Healthcare data generated from clinical practice, including electronic health records (EHR) and insurance claims, can complement randomized controlled trials to provide evidence on the effects of medical products to support clinical decisions [1]. However, estimating causal effects from these data sources, so called real-world evidence (RWE), can be challenging due to confounding caused by non-randomized treatment allocation and poorly measured information on comorbidities [2,3]. Approaches to mitigate confounding bias would ideally be based on causal diagrams and expert knowledge for variable selection [4]. Covariate adjustment based on expert knowledge alone, however, is not always adequate because some confounders may not be considered by researchers or not be directly measurable in such secondary healthcare data.

To improve confounding control in RWE studies, data-driven algorithms can be used to empirically identify and adjust for large numbers of pre-exposure variables that indirectly capture information on unmeasured or unspecified confounding factors (‘proxy’ confounders) [[5], [6], [7], [8]]. A growing literature has shown that supplementing investigator-specified variables with large numbers of empirically identified features can often improve confounding control compared to adjustment based on investigator-specified variables alone [[5], [6], [7], [8], [9], [10], [11], [12], [13]]. Current approaches for high-dimensional proxy adjustment (HDPA), however, require data to be in a structured format (e.g., claims and structured EHR data), leaving unstructured EHR text information underutilized for confounding control.
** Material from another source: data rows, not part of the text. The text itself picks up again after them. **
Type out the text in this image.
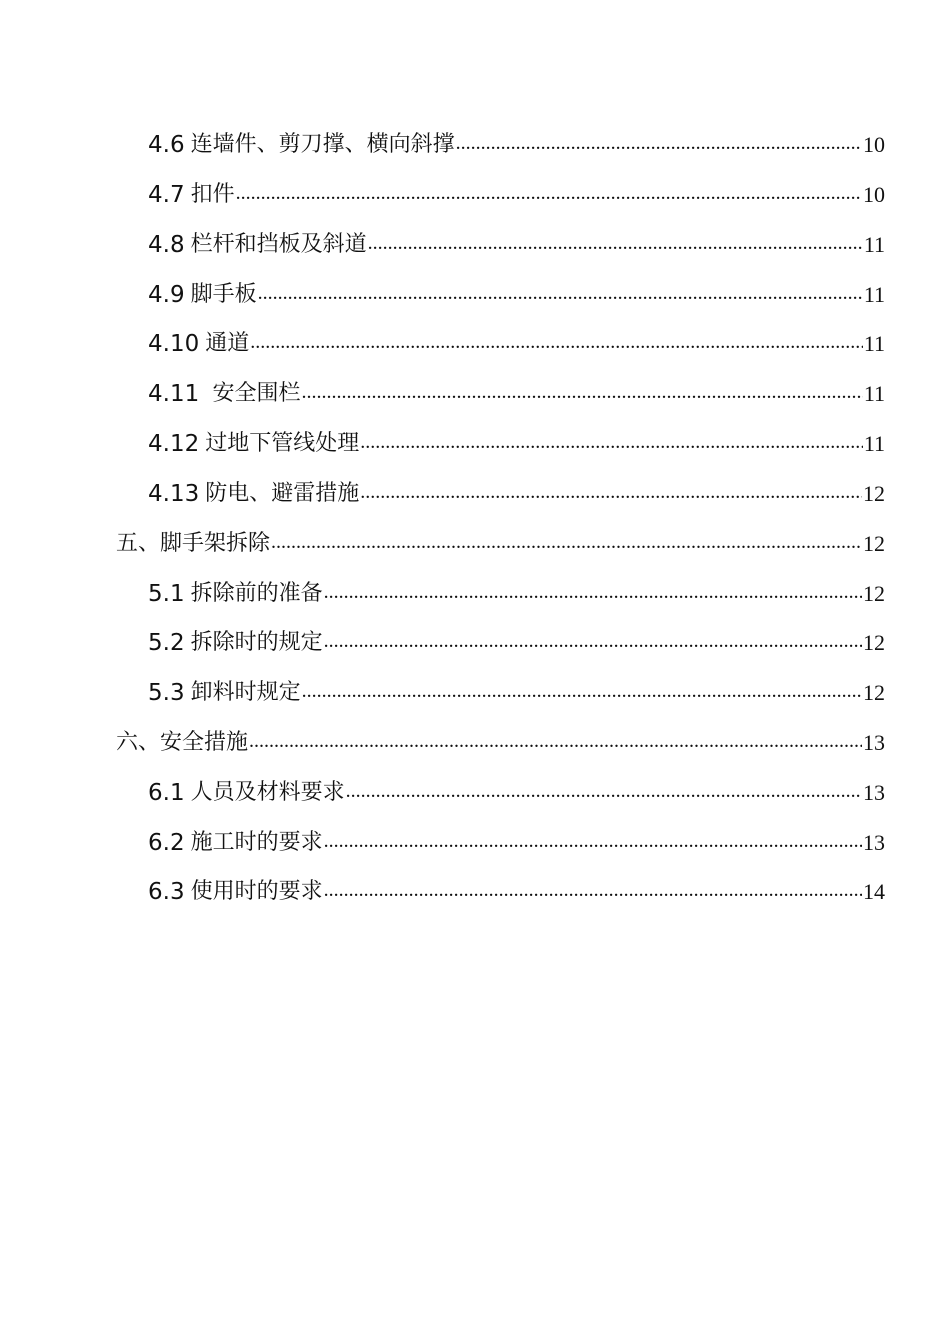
4.6 连墙件、剪刀撑、横向斜撑 .....	10
4.7 扣件 .....	10
4.8 栏杆和挡板及斜道 .....	11
4.9 脚手板 .....	11
4.10 通道 .....	11
4.11 安全围栏 .....	11
4.12 过地下管线处理 .....	11
4.13 防电、避雷措施 .....	12
五、脚手架拆除 .....	12
5.1 拆除前的准备 .....	12
5.2 拆除时的规定 .....	12
5.3 卸料时规定 .....	12
六、安全措施 .....	13
6.1 人员及材料要求 .....	13
6.2 施工时的要求 .....	13
6.3 使用时的要求 .....	14
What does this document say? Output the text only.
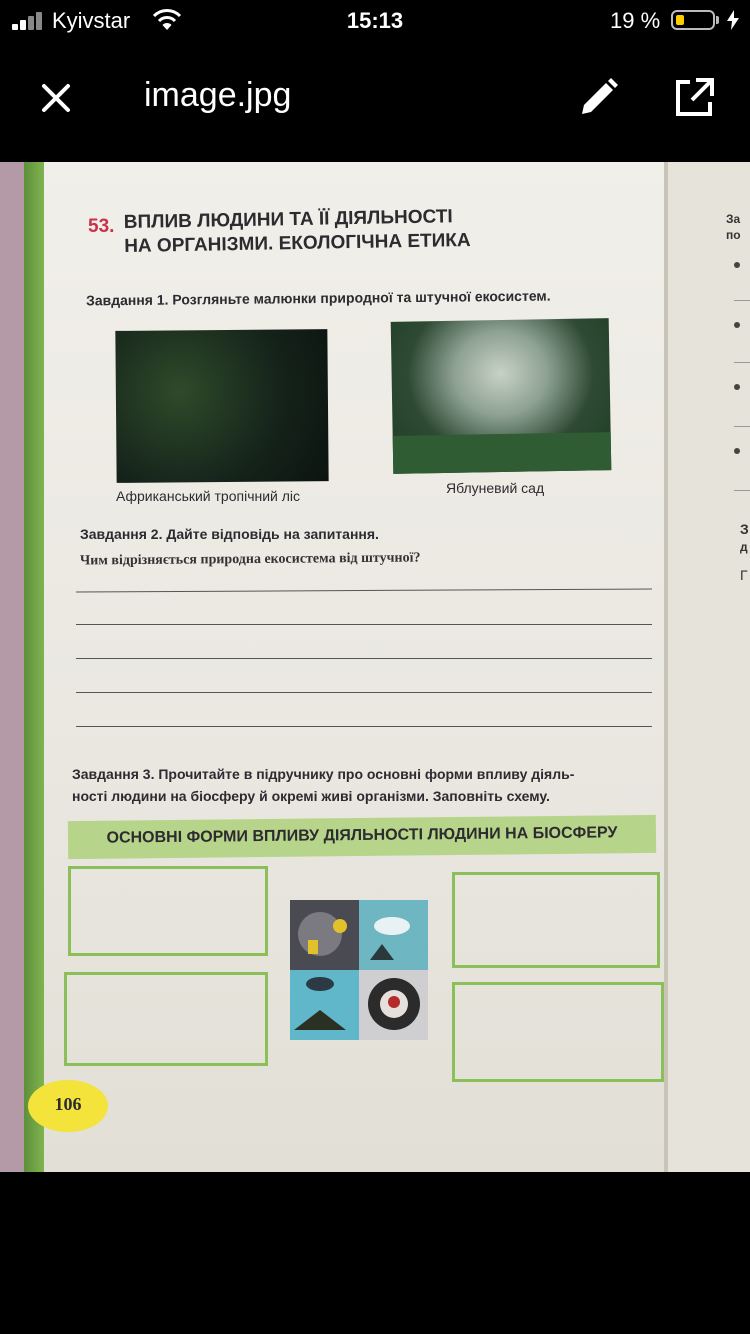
Kyivstar	15:13	19 %
image.jpg
За
по
З
д
Г
53. ВПЛИВ ЛЮДИНИ ТА ЇЇ ДІЯЛЬНОСТІ
НА ОРГАНІЗМИ. ЕКОЛОГІЧНА ЕТИКА
Завдання 1. Розгляньте малюнки природної та штучної екосистем.
Африканський тропічний ліс	Яблуневий сад
Завдання 2. Дайте відповідь на запитання.
Чим відрізняється природна екосистема від штучної?
Завдання 3. Прочитайте в підручнику про основні форми впливу діяль-
ності людини на біосферу й окремі живі організми. Заповніть схему.
ОСНОВНІ ФОРМИ ВПЛИВУ ДІЯЛЬНОСТІ ЛЮДИНИ НА БІОСФЕРУ
106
Leveraging this information can be challenging since patient-reported records are often recorded in free-text documents that are not readily analyzable at a large scale.

Recent work has demonstrated that unsupervised natural language processing (NLP) technology can scale to generate large numbers of structured features from unstructured clinical documents [[14], [15], [16]]. However, the added value of supplementing administrative claims data with large numbers of NLP-generated EHR features to improve high-dimensional proxy confounding control in healthcare database studies remains unclear. Here, we use three empirical studies to investigate the added value of supplementing administrative claims with high-dimensional sets of NLP-generated features from time-indexed EHR notes for causal analyses. We consider several NLP methods for generating structured features from pre-exposure free-text clinical notes and observe how adjustment for different covariate sets impacts covariate balance and effect estimates after propensity score (PS) weighting. Our objective is to assess if unsupervised NLP tools can leverage information in EHR free-text notes to supplement claims data for improved high-dimensional proxy adjustment in healthcare database studies.